Court Opinion

ID: 5422761
Source: CourtListenerOpinion
Date Created: 2022-01-08 16:33:15.375439+00
Date Added: 2024-06-11T08:31:18.928507
License: Public Domain

Hinkley, J.
The salient facts in this action are not in dispute. One George T. Botsford, as executor of the Rose P. Shannon estate, misappropriated a large sum of money which had been entrusted to his care in that estate. He had been conducting a retail grocery store and disappeared on September 7, 1931. Prior to that time he had “borrowed money from the defendant bank *656and given to the latter certain promissory notes which had matured. After his disappearance his wife continued to conduct the grocery business, and on November 9, 1931, she was appointed administratrix of her husband’s estate. As such administratrix she deposited money in the defendant bank in an account opened by her in her representative capacity. This money constituted receipts from the grocery business and sale of the stock. Had Botsford been actually dead, the bank, of course, could not offset the moneys deposited by his wife, as administratrix, "as against his notes. Botsford, however, was at all times and is now alive. He appeared sometime in February, 1932, and on May 11, 1932, was adjudicated a bankrupt. On May 16,1932, letters of administration theretoforélssued to his wife were revoked. The defendant bank thereupon set off against the promissory notes of Botsford the moneys on deposit in the bank under the account of his wife as administratrix of his estate. On September 12, 1932, a final settlement of the account of Botsford’s wife as his administratrix was had in the Surrogate’s Court, and her claim against the defendant as such administratrix was assigned to the plaintiff.

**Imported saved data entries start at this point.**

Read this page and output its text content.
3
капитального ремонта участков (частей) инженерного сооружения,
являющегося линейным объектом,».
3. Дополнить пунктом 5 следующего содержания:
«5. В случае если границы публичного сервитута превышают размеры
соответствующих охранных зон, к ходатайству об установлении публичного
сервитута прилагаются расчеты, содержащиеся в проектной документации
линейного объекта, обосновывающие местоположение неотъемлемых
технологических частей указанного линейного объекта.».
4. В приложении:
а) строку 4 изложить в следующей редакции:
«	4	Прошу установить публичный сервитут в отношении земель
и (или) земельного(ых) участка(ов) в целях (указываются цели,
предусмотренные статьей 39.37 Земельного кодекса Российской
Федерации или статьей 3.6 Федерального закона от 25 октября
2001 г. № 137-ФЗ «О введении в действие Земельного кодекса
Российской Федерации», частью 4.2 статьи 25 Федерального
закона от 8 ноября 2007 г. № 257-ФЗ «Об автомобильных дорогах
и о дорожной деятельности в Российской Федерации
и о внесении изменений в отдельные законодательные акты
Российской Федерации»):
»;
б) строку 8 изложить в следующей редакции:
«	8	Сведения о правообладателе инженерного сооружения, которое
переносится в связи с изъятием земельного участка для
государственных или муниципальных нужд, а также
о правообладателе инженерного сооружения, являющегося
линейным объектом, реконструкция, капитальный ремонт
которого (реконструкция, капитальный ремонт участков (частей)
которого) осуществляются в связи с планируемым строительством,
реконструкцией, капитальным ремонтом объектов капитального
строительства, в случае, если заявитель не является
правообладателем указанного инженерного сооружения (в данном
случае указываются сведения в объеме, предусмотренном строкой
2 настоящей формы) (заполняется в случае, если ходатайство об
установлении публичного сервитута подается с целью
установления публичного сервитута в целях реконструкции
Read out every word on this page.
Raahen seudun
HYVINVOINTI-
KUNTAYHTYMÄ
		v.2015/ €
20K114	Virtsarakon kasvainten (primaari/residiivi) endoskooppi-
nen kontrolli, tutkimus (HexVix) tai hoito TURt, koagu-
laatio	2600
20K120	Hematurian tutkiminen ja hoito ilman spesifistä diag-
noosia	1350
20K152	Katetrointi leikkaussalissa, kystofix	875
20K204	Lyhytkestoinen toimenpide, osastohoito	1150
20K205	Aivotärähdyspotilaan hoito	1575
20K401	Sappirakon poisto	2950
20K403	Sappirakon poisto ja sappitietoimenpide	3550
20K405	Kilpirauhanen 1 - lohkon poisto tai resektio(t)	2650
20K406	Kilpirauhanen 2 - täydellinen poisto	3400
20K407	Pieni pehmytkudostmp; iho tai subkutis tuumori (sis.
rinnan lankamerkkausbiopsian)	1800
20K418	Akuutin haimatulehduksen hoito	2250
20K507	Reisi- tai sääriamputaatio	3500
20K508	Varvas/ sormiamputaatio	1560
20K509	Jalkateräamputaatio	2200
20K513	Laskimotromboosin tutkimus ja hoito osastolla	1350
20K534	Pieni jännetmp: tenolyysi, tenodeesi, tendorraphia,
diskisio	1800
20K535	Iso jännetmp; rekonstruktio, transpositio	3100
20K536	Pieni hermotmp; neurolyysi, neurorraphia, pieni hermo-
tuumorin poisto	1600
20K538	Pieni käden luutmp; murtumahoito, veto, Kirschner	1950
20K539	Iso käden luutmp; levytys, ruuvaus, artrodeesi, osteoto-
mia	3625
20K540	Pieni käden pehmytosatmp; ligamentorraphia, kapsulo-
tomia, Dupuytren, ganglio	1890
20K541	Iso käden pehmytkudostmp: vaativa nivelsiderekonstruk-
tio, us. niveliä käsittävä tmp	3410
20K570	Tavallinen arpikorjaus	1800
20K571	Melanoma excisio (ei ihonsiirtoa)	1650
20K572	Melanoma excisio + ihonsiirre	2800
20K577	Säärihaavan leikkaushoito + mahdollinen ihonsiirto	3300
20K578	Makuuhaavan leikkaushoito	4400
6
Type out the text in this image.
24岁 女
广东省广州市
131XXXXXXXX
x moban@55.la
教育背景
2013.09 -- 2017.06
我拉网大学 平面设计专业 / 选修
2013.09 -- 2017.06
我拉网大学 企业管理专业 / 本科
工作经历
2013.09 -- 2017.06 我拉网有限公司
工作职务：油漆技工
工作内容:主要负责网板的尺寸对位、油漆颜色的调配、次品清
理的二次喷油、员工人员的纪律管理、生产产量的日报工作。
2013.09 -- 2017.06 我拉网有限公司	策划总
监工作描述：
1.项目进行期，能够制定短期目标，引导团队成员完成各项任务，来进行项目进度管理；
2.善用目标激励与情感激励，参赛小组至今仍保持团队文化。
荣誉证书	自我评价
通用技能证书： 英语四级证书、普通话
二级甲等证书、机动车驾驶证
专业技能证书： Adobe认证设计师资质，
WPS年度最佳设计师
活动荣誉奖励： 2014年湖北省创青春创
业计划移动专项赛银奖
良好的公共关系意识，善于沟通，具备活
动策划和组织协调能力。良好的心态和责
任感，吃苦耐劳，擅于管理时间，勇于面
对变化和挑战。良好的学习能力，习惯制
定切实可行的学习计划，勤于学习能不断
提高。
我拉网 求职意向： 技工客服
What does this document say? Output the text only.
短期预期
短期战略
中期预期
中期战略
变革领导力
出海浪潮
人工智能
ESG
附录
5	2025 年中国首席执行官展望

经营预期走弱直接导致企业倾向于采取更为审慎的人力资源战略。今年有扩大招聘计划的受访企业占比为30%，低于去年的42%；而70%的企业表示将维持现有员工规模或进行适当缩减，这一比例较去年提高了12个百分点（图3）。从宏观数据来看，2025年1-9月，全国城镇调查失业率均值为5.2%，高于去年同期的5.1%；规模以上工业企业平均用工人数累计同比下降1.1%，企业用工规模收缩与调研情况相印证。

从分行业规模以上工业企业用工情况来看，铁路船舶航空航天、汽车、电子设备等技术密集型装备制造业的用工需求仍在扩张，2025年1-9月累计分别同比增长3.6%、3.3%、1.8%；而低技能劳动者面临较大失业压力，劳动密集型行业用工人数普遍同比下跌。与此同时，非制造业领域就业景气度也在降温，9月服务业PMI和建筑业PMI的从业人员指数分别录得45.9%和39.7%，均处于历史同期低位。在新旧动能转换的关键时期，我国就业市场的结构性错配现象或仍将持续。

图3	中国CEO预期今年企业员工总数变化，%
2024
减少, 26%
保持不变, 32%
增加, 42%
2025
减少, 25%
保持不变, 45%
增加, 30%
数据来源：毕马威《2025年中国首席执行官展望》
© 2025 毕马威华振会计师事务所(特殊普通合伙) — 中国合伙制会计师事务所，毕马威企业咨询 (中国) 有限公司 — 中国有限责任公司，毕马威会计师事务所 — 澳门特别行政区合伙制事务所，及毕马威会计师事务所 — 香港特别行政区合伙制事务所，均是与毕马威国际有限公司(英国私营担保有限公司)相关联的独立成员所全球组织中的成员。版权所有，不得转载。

The money deposited' in the defendant bank by the wife of Botsford, although in her name as administratrix of his estate, was at all times the money of Botsford himself, he not having died. The action of the surrogate, although at one time held valid (Roderigas v. East River Savings Institution, 63 N. Y. 460), has now been squarely held to be in violation of the Fourteenth Amendment of the United States Constitution (Roderigas v. East River Savings Institution, 76 N. Y. 316; Scott v. McNeal, 154 U. S. 34; Matter of Killan, 172 N. Y. 557). The law merchant gave to the defendant bank a general lien upon all moneys or funds in its possession belonging to Botsford (Falkland v. St. Nicholas National Bank of New York, 84 N. Y. 145). The question is not in whose name the money was deposited in the defendant bank, but who was the actual owner of the money (Cooper v. Public National Bank of New York, 208 App. Div. 430; White v. Bank of Angola, 130 Misc. 99).
The court understands that this case was submitted to it for final determination upon the undisputed facts set forth in this opinion. Order may be entered dismissing the motion of plaintiff to strike out defendant’s answer and for summary judgment. Judgment may be entered in favor of defendant dismissing plaintiff’s complaint.